From becoming a star at Skyline High School to earning a scholarship at Oregon State to a 17-year NBA career that eight years ago landed him in the Hall of Fame, Gary Payton is one of Oakland’s loudest, proudest success stories.
Payton never came close to suiting up for the Warriors, the NBA team that played its games a short drive from his childhood home.
Which is why his son, Gary Payton II, also a point guard, represents a warm story in waiting. Or so he hopes.
“The plan is to go into training camp and fight it out for a spot,” he said Wednesday, after providing considerable zeal in Golden State’s 90-84 win over the Raptors in the Las Vegas Summer League. “I think I’m pretty fit to cut that out. We’re going to see what happens, and hopefully, I’ll be there for that first game.”
As a member of the Summer League team, the younger Payton is playing hungry with the hope that he can fill what likely will be the final spot on the roster. Even though the franchise moved across the bay two years ago, it’s a chance to wear the jersey of the team his late paternal grandparents once followed.
The odds are long. He’s 28 years old and has spent five years bouncing about various places in the NBA and the G-League, most recently with the Warriors late last season.
“I feel confident,” said Payton, who was born in Seattle, when his dad played for the Sonics. “The way they play and the way I play, it’s a perfect fit. 30 (Stephen Curry) is going to have the ball, so all I have to do is cut, make the right plays, hit open shots like I’ve been doing here, and just continue to play defense.”
Yes, defense. If GP II comes out of training camp with a job, it’s because of that.
“Gary showed what he could do last season,” Warriors coach Steve Kerr told NBC Sports Bay Area Wednesday night. “We like him a lot. He’s great defensively and brings a ton of energy to the game at both ends.”
Golden State’s top backcourt defender, Klay Thompson, missed the past two seasons and is not expected to return before 2022. The team’s best backcourt defenders last season, Kelly Oubre Jr. and Kent Bazemore, left for other teams. The offseason additions, so far, are four wings and a big man. The Warriors do not have a defense-first guard locked onto the roster. There is a need, as nine of the top 15 scorers in the NBA last season were guards. GP II’s relentless intensity on that end – inherited from his dad – constitutes his best path to a belated place in the NBA.
The Warriors liked him enough last season to sign him to a 10-day contract. And then another. That was enough to offer a non-guaranteed contract that becomes guaranteed if he’s on the roster opening night.
GP II is not as polished as his father but is appreciably more athletic. At 6-foot-2, he contributes all over the floor, dunks with ease, and is willing to attack big defenders at the rim. He was terrific against Toronto, scoring 13 points on 5-of-6 shooting, including 3-of-3 from distance.
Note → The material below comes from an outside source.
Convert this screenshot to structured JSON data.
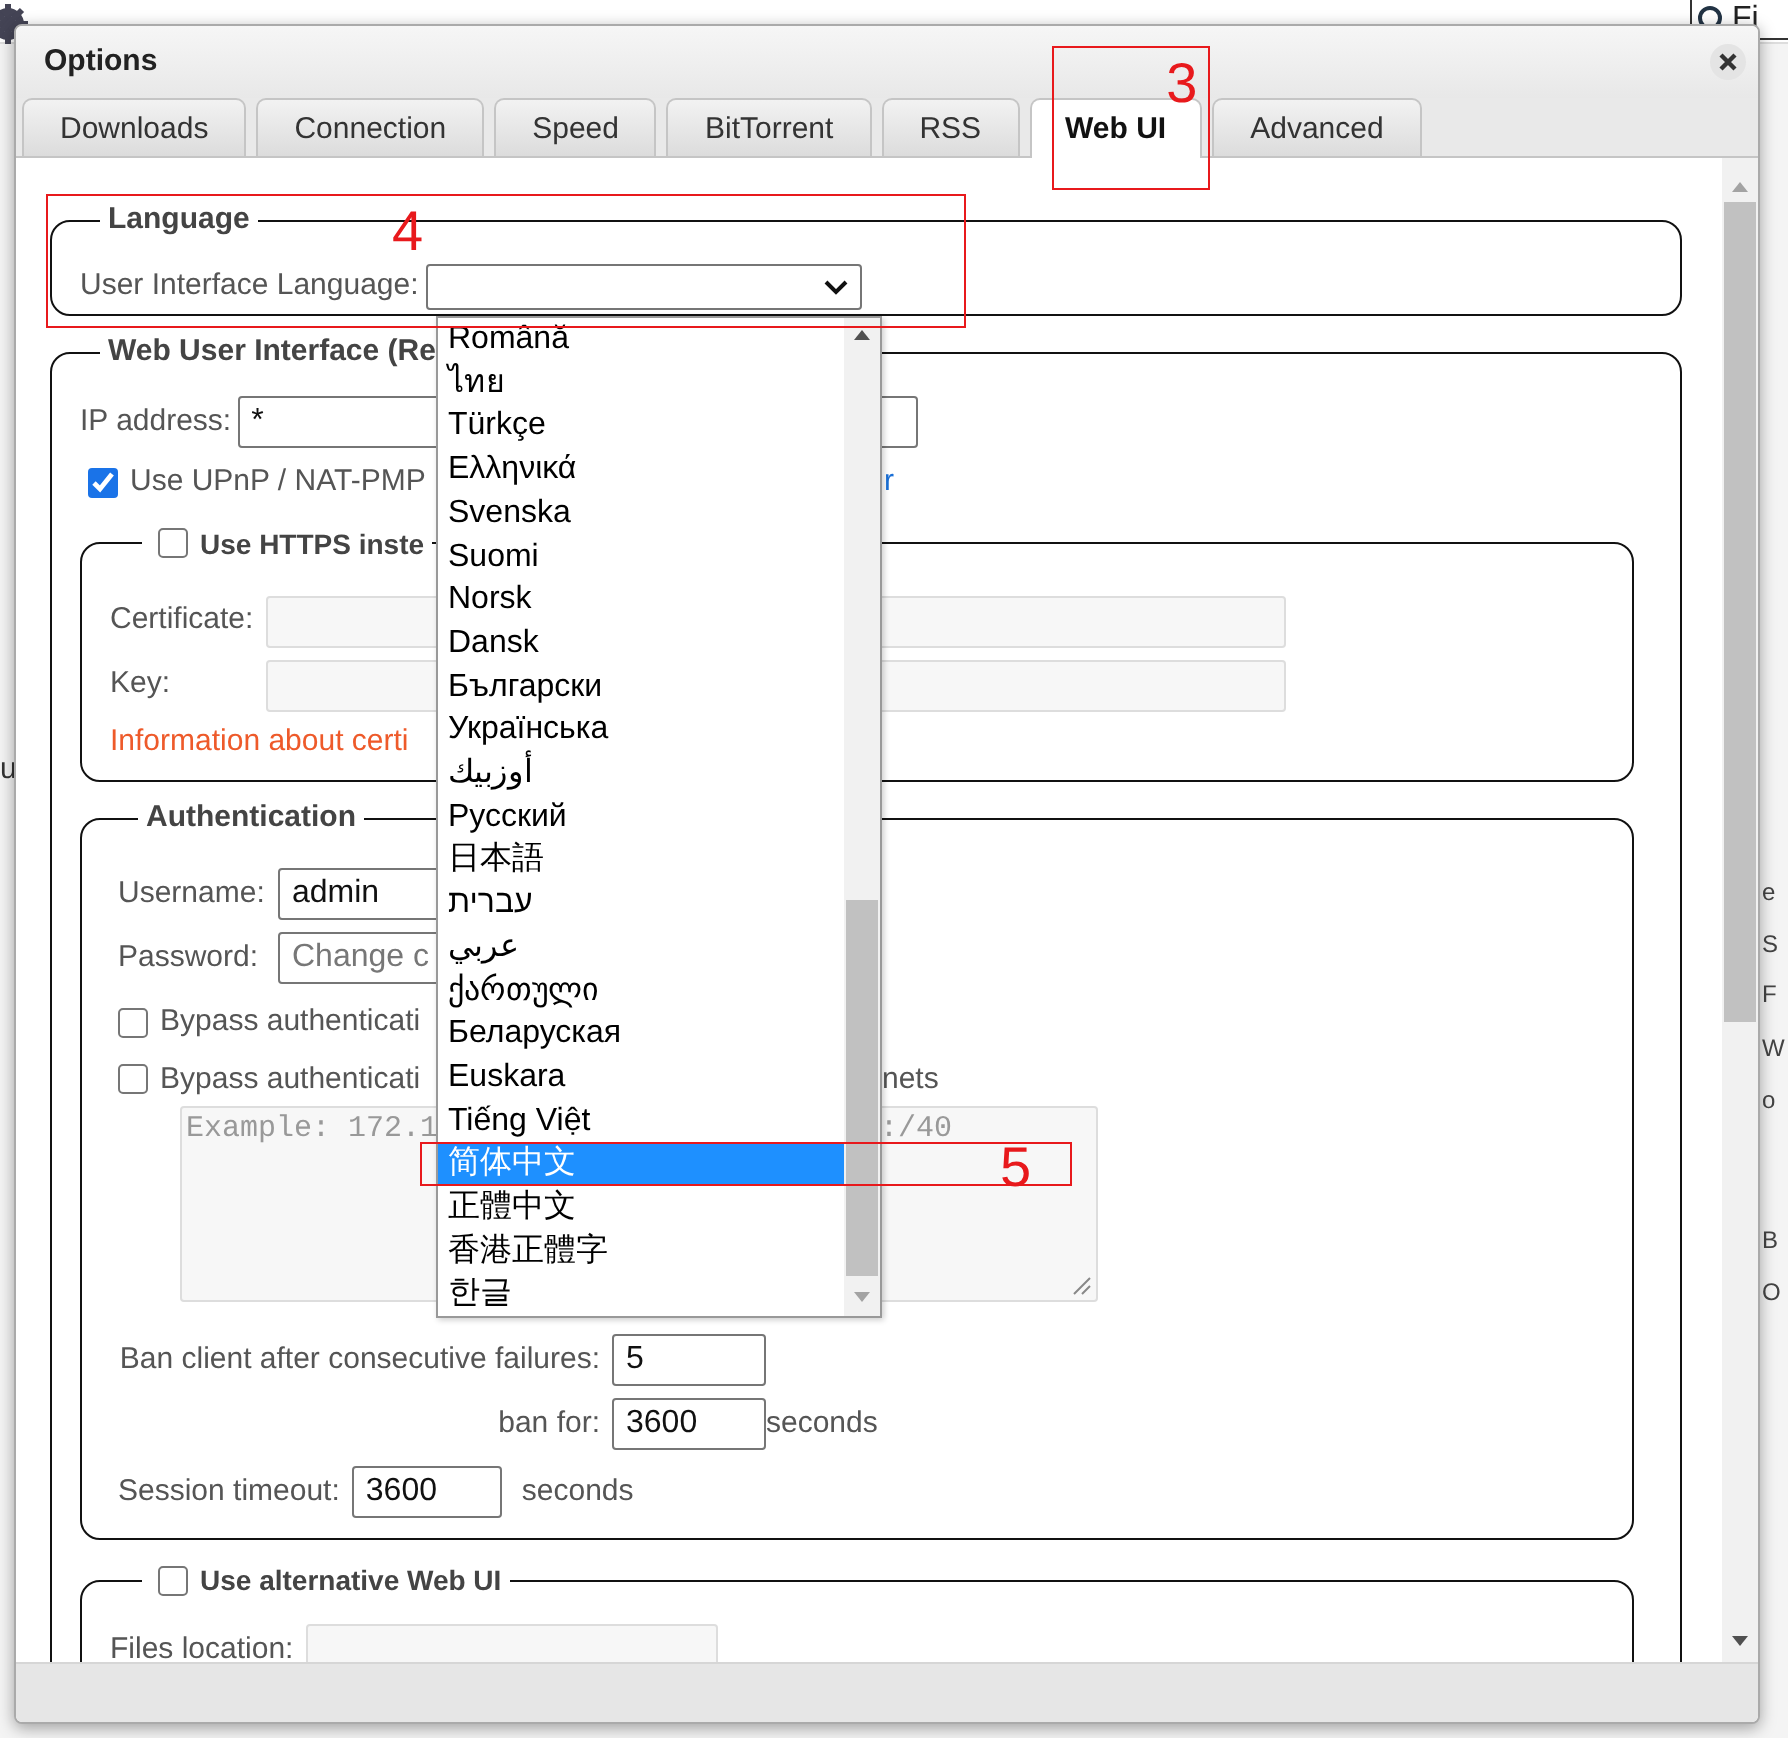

He also had five assists, five rebounds and two steals in finishing a team-best plus-22 over 26 minutes.
The efficient shooting beyond the arc is significant because Payton never has offered much deep shooting, posting numbers below 30 percent at both the NBA and G League levels.
“I’m going to take the right shots,” he said. “Since I’ve been here . . . just take wide-open shots. Gotta make the open shots. It feels great. That’s all I’ve been doing this summer, just taking the right shots and shooting game-like shots that I’m going to get in the regular season.”
Or so he hopes, knowing how special it would be to do it in the Bay Area.